Благодаря новому товарищу для Вильгельма открылось еще одно наслаждение. Наш старый друг не был от природы наделен глазом живописца. Восприимчивый к видимой красоте, лишь когда она воплощалась в человеческом облике, он вдруг заметил, что одинаково с ним чувствующий, но воспитанный для других трудов и наслаждений друг открыл ему внешний мир.

В каждом разговоре Вильгельму указывали на непрестанно сменяющиеся красоты здешних мест, он видел их концентрированное воспроизведение, — и глаза у него раскрылись, упрямо питаемые сомнения рассеялись. Изображения итальянских красот всегда были ему подозрительны: небо казалось слишком синим, сиреневый оттенок чарующих далей — хотя и приятным, но неправдоподобным, свежее разнообразие зелени — слишком пестрым; теперь, слившись душой с новым другом, Вильгельм со свойственной ему восприимчивостью научился видеть мир его глазами, и, между тем как природа раскрывала зримую тайну своей красоты, нельзя было не испытывать неодолимого стремления к искусству — достойнейшему ее истолкователю.
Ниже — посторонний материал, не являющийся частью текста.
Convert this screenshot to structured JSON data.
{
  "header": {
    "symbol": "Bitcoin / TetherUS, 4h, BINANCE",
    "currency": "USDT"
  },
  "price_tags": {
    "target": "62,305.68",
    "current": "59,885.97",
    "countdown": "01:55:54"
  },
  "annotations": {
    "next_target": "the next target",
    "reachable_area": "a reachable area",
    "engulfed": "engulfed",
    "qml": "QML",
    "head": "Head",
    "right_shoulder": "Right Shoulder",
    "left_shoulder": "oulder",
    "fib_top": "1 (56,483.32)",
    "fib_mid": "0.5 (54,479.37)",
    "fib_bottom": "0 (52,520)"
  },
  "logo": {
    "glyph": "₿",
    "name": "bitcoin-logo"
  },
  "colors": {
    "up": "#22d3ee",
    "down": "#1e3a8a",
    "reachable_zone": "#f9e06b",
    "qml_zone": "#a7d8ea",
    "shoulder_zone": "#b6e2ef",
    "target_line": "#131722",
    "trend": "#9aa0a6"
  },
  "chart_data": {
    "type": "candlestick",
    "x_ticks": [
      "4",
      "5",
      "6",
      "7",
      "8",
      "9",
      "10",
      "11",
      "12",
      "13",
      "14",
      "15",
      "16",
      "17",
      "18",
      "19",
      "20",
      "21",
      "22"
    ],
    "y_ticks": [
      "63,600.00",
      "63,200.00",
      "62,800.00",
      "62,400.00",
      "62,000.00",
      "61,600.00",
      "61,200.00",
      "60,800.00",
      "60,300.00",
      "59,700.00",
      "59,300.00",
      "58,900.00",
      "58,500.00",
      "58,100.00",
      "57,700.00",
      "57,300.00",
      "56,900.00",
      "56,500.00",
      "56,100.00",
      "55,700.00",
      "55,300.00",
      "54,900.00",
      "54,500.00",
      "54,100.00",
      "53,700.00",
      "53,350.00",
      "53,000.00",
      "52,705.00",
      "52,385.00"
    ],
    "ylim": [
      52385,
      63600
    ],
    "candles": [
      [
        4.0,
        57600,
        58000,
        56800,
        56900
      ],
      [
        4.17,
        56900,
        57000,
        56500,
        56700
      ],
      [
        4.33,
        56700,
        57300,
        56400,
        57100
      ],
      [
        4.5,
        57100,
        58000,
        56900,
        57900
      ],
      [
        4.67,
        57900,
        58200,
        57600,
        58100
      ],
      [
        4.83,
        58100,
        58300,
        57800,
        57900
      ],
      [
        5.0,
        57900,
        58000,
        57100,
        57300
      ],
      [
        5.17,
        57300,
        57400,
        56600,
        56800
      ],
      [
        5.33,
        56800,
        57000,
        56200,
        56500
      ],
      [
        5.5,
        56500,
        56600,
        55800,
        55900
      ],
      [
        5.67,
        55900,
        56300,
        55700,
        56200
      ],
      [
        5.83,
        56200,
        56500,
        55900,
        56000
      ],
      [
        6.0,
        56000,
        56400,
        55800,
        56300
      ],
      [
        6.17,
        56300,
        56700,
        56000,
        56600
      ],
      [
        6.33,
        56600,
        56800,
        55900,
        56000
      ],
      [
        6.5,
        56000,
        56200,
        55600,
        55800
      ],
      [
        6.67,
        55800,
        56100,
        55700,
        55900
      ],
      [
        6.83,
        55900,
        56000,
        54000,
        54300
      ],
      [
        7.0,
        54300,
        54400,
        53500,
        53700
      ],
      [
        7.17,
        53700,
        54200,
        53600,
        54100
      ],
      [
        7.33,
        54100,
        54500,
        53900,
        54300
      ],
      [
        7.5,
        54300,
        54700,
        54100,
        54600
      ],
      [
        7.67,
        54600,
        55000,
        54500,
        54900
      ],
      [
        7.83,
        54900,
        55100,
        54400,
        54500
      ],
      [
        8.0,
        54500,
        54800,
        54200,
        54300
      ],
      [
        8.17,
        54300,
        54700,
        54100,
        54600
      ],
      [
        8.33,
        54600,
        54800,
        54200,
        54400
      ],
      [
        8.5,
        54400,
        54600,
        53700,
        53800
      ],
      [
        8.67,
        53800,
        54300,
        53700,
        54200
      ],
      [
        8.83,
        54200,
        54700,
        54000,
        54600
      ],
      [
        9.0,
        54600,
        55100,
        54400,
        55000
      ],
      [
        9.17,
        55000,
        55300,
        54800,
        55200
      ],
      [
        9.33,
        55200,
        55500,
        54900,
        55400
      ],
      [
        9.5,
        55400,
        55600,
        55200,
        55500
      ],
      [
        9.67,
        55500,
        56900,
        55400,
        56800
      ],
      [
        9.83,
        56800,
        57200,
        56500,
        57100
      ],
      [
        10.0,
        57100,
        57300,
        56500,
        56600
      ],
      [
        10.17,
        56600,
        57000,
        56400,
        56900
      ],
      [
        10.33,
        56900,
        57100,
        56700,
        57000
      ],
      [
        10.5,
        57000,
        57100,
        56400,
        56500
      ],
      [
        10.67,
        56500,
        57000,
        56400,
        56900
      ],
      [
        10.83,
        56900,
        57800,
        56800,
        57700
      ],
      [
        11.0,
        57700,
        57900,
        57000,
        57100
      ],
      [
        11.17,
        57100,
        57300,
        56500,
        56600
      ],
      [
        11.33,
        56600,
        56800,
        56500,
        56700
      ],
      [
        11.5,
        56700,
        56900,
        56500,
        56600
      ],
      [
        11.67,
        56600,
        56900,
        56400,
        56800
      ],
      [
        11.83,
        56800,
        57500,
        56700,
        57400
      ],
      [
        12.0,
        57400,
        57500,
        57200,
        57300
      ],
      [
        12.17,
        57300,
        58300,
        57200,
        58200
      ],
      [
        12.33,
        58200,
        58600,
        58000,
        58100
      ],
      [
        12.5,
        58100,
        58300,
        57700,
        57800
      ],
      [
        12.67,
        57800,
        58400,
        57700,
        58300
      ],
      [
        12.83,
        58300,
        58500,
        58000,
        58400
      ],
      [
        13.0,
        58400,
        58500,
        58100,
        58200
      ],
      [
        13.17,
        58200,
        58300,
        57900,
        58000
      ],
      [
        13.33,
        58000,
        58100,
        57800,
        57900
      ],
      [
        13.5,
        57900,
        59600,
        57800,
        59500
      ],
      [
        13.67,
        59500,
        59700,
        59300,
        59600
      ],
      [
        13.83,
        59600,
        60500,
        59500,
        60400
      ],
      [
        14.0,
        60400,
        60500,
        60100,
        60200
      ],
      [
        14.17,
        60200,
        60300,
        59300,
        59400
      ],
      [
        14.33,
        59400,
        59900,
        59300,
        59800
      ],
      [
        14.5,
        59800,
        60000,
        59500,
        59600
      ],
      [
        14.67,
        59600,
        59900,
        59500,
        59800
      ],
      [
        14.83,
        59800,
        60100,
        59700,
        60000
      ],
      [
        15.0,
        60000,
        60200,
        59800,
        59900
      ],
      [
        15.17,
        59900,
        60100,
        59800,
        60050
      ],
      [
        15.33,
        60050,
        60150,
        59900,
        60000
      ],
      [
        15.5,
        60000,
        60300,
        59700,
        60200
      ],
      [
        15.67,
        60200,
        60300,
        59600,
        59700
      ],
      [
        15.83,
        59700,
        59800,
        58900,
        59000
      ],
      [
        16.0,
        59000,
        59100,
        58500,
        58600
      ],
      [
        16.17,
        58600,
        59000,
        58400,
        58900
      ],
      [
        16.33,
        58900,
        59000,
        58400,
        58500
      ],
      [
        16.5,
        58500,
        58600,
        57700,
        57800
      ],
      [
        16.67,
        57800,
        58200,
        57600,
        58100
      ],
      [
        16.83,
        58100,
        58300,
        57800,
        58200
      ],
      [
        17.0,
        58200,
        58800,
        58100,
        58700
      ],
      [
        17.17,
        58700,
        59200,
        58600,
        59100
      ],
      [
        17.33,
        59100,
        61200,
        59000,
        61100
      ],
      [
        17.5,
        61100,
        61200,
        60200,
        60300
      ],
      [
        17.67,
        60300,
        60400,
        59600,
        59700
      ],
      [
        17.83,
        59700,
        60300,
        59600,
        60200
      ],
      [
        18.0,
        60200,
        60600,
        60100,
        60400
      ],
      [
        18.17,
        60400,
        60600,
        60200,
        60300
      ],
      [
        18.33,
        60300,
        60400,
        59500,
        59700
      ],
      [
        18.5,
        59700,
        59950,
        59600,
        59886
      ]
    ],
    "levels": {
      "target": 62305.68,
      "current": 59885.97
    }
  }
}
Неожиданно у друга-живописца обнаружилось еще одно свойство, приятное Вильгельму: нередко и раньше он запевал веселую песню, оживляя этим задушевным сопровождением тихие часы разъездов по озеру. Но вот случилось так, что в одном из дворцов ему попался необычайный струнный инструмент — лютня малого размера, с сильным и полным звуком, удобная и легкая для ношения; художник сумел тотчас же ее настроить, с успехом ею овладеть и доставить всем присутствующим такое удовольствие, что ему, словно новому Орфею, удалось смягчить всегда сухого и угрюмого кастеляна, который вынужден был уступить ему лютню во временное пользование, с условием, чтобы певец перед отъездом непременно возвратил ее, а до того заглядывал во дворец по воскресным и праздничным дням порадовать семейство музыкой.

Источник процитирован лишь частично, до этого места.